Originally established in 1985, National Breast Cancer Awareness Month begins on October 1 and ends October 31. What began as a partnership between the pharmaceutical division of Imperial Chemical Industries and the American Cancer society quickly gained traction and has seen amazing collaboration from various sponsors including the American Academy of Family Physicians, AstraZeneca Healthcare Foundation, CancerCare Inc, and many others. Although it’s rare, breast cancer in men is typically overlooked. Groups like A Man’s Pink, the Brandon Greening Foundation for Breast Cancer in Men, and Out of the Shadow of Pink collectively defined the third week of October as Male Breast Cancer Awareness Week around the world.
In August, an international group of researchers published findings of a study comparing conventional radiotherapy and single dose targeted radio therapy in The BMJ. A summary from ScienceDaily states,
“For most women with early breast cancer, a single dose of targeted radiotherapy during surgery is just as effective as conventional radiotherapy, which requires several visits to hospital after surgery, according to new findings.”
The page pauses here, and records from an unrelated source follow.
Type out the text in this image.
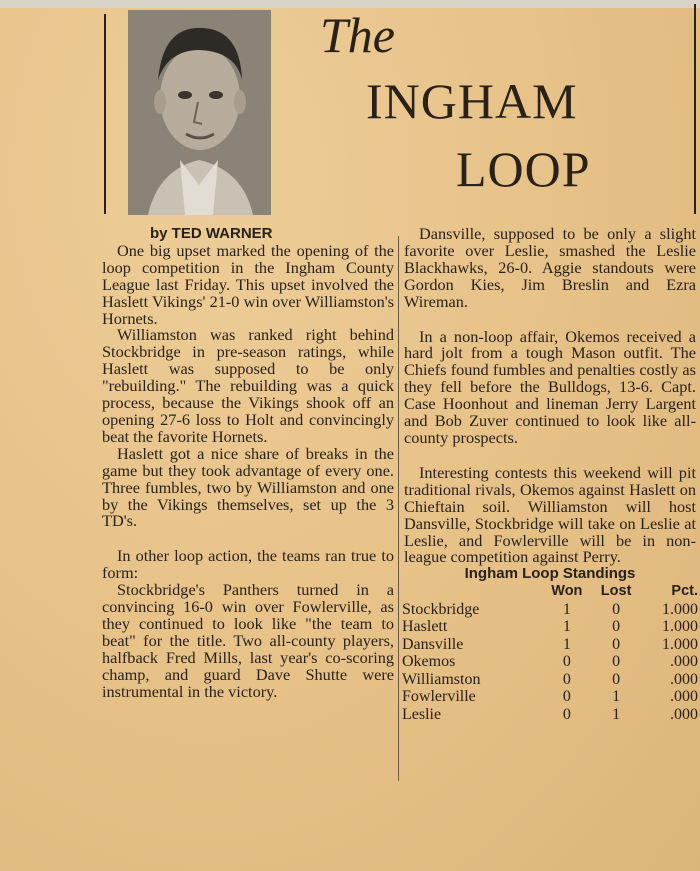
The
INGHAM
LOOP

by TED WARNER

One big upset marked the opening of the loop competition in the Ingham County League last Friday. This upset involved the Haslett Vikings' 21-0 win over Williamston's Hornets.

Williamston was ranked right behind Stockbridge in pre-season ratings, while Haslett was supposed to be only "rebuilding." The rebuilding was a quick process, because the Vikings shook off an opening 27-6 loss to Holt and convincingly beat the favorite Hornets.

Haslett got a nice share of breaks in the game but they took advantage of every one. Three fumbles, two by Williamston and one by the Vikings themselves, set up the 3 TD's.

In other loop action, the teams ran true to form:

Stockbridge's Panthers turned in a convincing 16-0 win over Fowlerville, as they continued to look like "the team to beat" for the title. Two all-county players, halfback Fred Mills, last year's co-scoring champ, and guard Dave Shutte were instrumental in the victory.

Dansville, supposed to be only a slight favorite over Leslie, smashed the Leslie Blackhawks, 26-0. Aggie standouts were Gordon Kies, Jim Breslin and Ezra Wireman.

In a non-loop affair, Okemos received a hard jolt from a tough Mason outfit. The Chiefs found fumbles and penalties costly as they fell before the Bulldogs, 13-6. Capt. Case Hoonhout and lineman Jerry Largent and Bob Zuver continued to look like all-county prospects.

Interesting contests this weekend will pit traditional rivals, Okemos against Haslett on Chieftain soil. Williamston will host Dansville, Stockbridge will take on Leslie at Leslie, and Fowlerville will be in non-league competition against Perry.

Ingham Loop Standings
	Won	Lost	Pct.
Stockbridge	1	0	1.000
Haslett	1	0	1.000
Dansville	1	0	1.000
Okemos	0	0	.000
Williamston	0	0	.000
Fowlerville	0	1	.000
Leslie	0	1	.000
The research group found that this targeted intraoperative radiotherapy (TARGIT-IORT) resulted in a four out of five chance of avoiding conventional radiotherapy and fewer side effects. It also found rates of survival and recurrent cancer were no different than those of conventional radiotherapy. This study and its findings are based on a sample of 2,300 women who were aged 45 years or older. These women were determined to be eligible for breast conservation surgery, also known as a lumpectomy. They were located throughout Australia, Canada, and the United States, as well as seven countries across Europe and the UK. From five years of monitoring, the researchers found that the local recurrence risk of TARGIT-IORT was clinically insignificant compared to conventional radiotherapy. Some limitations of the study were pointed out by the researchers, such as, affection of the results from possible over diagnosis of non-invasive local recurrence and a lack of non-breast cancer causes of background risk factors for deaths. They also highlighted the study’s strengths, which suggested reliable and robust results, including a high level of complete follow up, the large sample size, long duration, and the randomized design. The researchers concluded this radiotherapy option “should be accessible to healthcare providers and discussed with patients when surgery for breast cancer is being planned.”
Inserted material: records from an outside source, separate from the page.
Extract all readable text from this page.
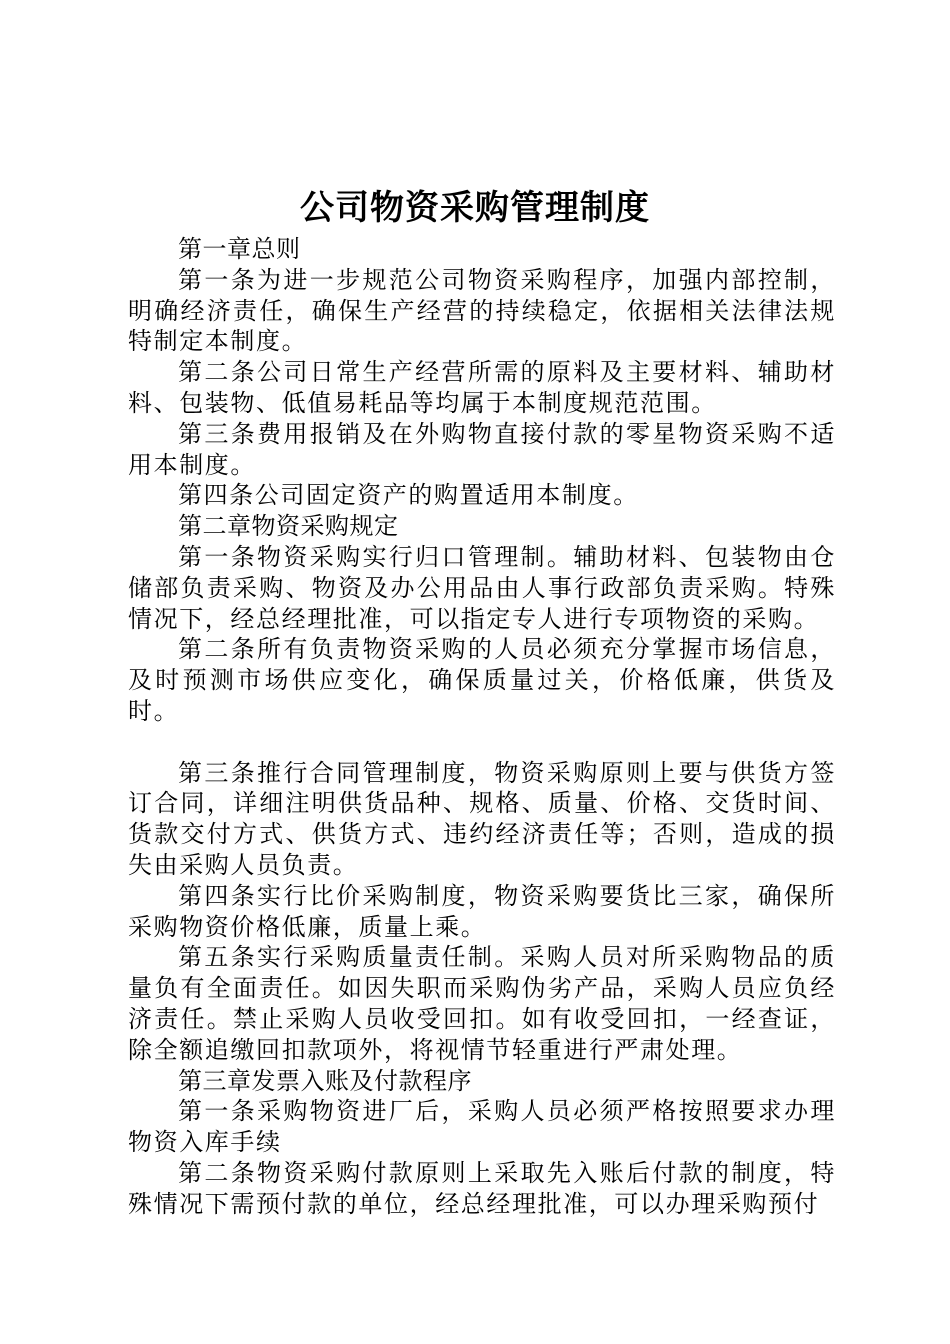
公司物资采购管理制度

第一章总则

第一条为进一步规范公司物资采购程序，加强内部控制，明确经济责任，确保生产经营的持续稳定，依据相关法律法规特制定本制度。

第二条公司日常生产经营所需的原料及主要材料、辅助材料、包装物、低值易耗品等均属于本制度规范范围。

第三条费用报销及在外购物直接付款的零星物资采购不适用本制度。

第四条公司固定资产的购置适用本制度。

第二章物资采购规定

第一条物资采购实行归口管理制。辅助材料、包装物由仓储部负责采购、物资及办公用品由人事行政部负责采购。特殊情况下，经总经理批准，可以指定专人进行专项物资的采购。

第二条所有负责物资采购的人员必须充分掌握市场信息，及时预测市场供应变化，确保质量过关，价格低廉，供货及时。

第三条推行合同管理制度，物资采购原则上要与供货方签订合同，详细注明供货品种、规格、质量、价格、交货时间、货款交付方式、供货方式、违约经济责任等；否则，造成的损失由采购人员负责。

第四条实行比价采购制度，物资采购要货比三家，确保所采购物资价格低廉，质量上乘。

第五条实行采购质量责任制。采购人员对所采购物品的质量负有全面责任。如因失职而采购伪劣产品，采购人员应负经济责任。禁止采购人员收受回扣。如有收受回扣，一经查证，除全额追缴回扣款项外，将视情节轻重进行严肃处理。

第三章发票入账及付款程序

第一条采购物资进厂后，采购人员必须严格按照要求办理物资入库手续

第二条物资采购付款原则上采取先入账后付款的制度，特殊情况下需预付款的单位，经总经理批准，可以办理采购预付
In September, Johns Hopkins Medicine scientists found a new method of killing specific human breast cancer cells that multiply. Although it has only been tested on cancer cells derived from patients and grown in labs, it could help discover drugs that kill the aforementioned cells while leaving healthy ones unharmed. Associate professor of molecular biology and genetics at JHU School of Medicine, Andrew Holland, Ph.D., says, “Some of the most widely used cancer drugs already kill rapidly dividing cells. However, most of these drugs have notable drawbacks, including killing healthy cells, such as fast-multiplying bone marrow cells, along with the cancer cells.” By adding an experimental drug known as a PLK4 inhibitor to breast cancer cells with high levels of the protein TRIM37, they found the cells could not divide. Further, they found these breast cancer cells either stopped growing or died when the PLK4 inhibitor was added to them. In regard to this Holland says, “The idea would be to identify tumors with high levels of TRIM37 and use a PLK4 inhibitor to selectively kill cancer cells and leave healthy cells relatively unharmed.” The scientists published a summary of their findings in Nature.